Just hours before election day, the General Elections Commission (KPU) was promising Tuesday to follow up on reports that tens of millions of unidentified people, children, deceased individuals and servicemen were still registered on the controversial electoral roll.
"This is an amazing discovery, and I promise you that the KPU will follow up on this report and take all necessary actions toward it," KPU Chairman Abdul Hafiz Anshary told reporters at the KPU office at 16:00 West Indonesian Time (WIB).
His statement came after the KPU received a report Tuesday afternoon from the JK-Wiranto and Mega-Prabowo campaign teams, which made these concerning allegations. The teams had worked from Monday evening until 3 p.m.
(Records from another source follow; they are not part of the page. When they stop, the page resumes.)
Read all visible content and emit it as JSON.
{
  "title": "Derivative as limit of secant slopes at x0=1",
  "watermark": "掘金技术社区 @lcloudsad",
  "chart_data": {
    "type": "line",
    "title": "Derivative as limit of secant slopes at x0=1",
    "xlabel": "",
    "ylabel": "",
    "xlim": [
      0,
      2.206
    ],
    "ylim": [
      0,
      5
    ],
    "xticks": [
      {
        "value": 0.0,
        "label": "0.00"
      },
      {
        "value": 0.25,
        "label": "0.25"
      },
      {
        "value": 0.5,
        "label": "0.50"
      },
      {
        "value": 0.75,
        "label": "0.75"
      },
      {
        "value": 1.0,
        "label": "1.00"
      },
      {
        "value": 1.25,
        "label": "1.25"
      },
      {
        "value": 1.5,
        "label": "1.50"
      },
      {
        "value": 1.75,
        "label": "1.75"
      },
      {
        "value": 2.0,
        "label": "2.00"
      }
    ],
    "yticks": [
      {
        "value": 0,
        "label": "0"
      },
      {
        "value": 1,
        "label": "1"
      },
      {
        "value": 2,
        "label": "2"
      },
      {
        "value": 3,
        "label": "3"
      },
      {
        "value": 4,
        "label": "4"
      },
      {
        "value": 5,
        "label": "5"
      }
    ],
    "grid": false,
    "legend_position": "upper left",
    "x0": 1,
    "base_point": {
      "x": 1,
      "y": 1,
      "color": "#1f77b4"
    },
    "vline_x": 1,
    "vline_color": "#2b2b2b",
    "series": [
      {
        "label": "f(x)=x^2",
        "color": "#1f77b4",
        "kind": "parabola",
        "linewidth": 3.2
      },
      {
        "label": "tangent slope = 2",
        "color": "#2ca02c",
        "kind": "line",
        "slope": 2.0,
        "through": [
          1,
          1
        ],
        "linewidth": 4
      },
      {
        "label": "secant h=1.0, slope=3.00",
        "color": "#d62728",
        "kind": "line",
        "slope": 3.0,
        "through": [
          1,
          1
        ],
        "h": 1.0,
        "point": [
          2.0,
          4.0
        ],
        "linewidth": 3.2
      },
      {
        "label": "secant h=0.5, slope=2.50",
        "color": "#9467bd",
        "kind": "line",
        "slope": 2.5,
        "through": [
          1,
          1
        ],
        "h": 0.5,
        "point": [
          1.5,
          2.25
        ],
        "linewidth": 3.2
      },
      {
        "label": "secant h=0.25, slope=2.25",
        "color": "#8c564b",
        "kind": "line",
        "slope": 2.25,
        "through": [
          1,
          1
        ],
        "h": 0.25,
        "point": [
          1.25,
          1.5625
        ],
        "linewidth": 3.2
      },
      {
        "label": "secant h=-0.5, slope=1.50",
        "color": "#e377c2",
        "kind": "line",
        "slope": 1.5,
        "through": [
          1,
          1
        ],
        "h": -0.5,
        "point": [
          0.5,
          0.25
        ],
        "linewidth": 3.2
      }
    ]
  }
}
Tuesday to find the discrepancies.
The report was based on the KPU's fixed electoral roll, which when run through a computerized verification system managed to identify voters registered under the same name, citizenship identity numbers (NIK), birth dates and addresses as one another.
The campaign teams found more than 5.8 million voters registered under the same name, 2.7 million registered under the same name and NIK, 1.3 million under the same name, NIK and birth date and a further 1.1 million registered under all the criteria.
The figures were from 70 of the 115 regencies and municipalities, suggesting mistakes in the roll could surge much higher once taken from nationwide data.
Fadli Zon, from the Mega-Prabowo campaign team, said his team could not complete the process of searching for errors because they were interrupted by another event.
"I think we would have found tens of millions of illegal voters out there if we had kept on searching," he said.
Hafiz said it was possible there were two identical voters registered with the same details on the roll, because Indonesia's citizenship database was not scheduled to be finished until 2011.
He said the report would be sent to polling bodies at all levels and any ad hoc election committees in subdistricts and villages.
He said that sometimes during the registration process, the KPU encountered hundreds of people who had forgotten their birth dates but were certainly eligible voters.
Rully Chairul Azwar, a member of the JK-Wiranto campaign team, urged all poll workers in the regions to be very accurate when identifying voters.
Ruhut Sitompul, a member of the Yudhoyono-Boediono campaign team, thanked the KPUD for tightening up the verification process and urged the public to keep the peace Wednesday.
"Whatever will be, will be. The show must go on. Let's make this presidential election a success," he said in English.
Problems with the electoral roll came to light for the first time during the gubernatorial elections in East Java in January, re-emerged in the April 9 legislative elections and climaxed Monday when Megawati and Kalla approached the KPU to verify whether or not the list had been updated.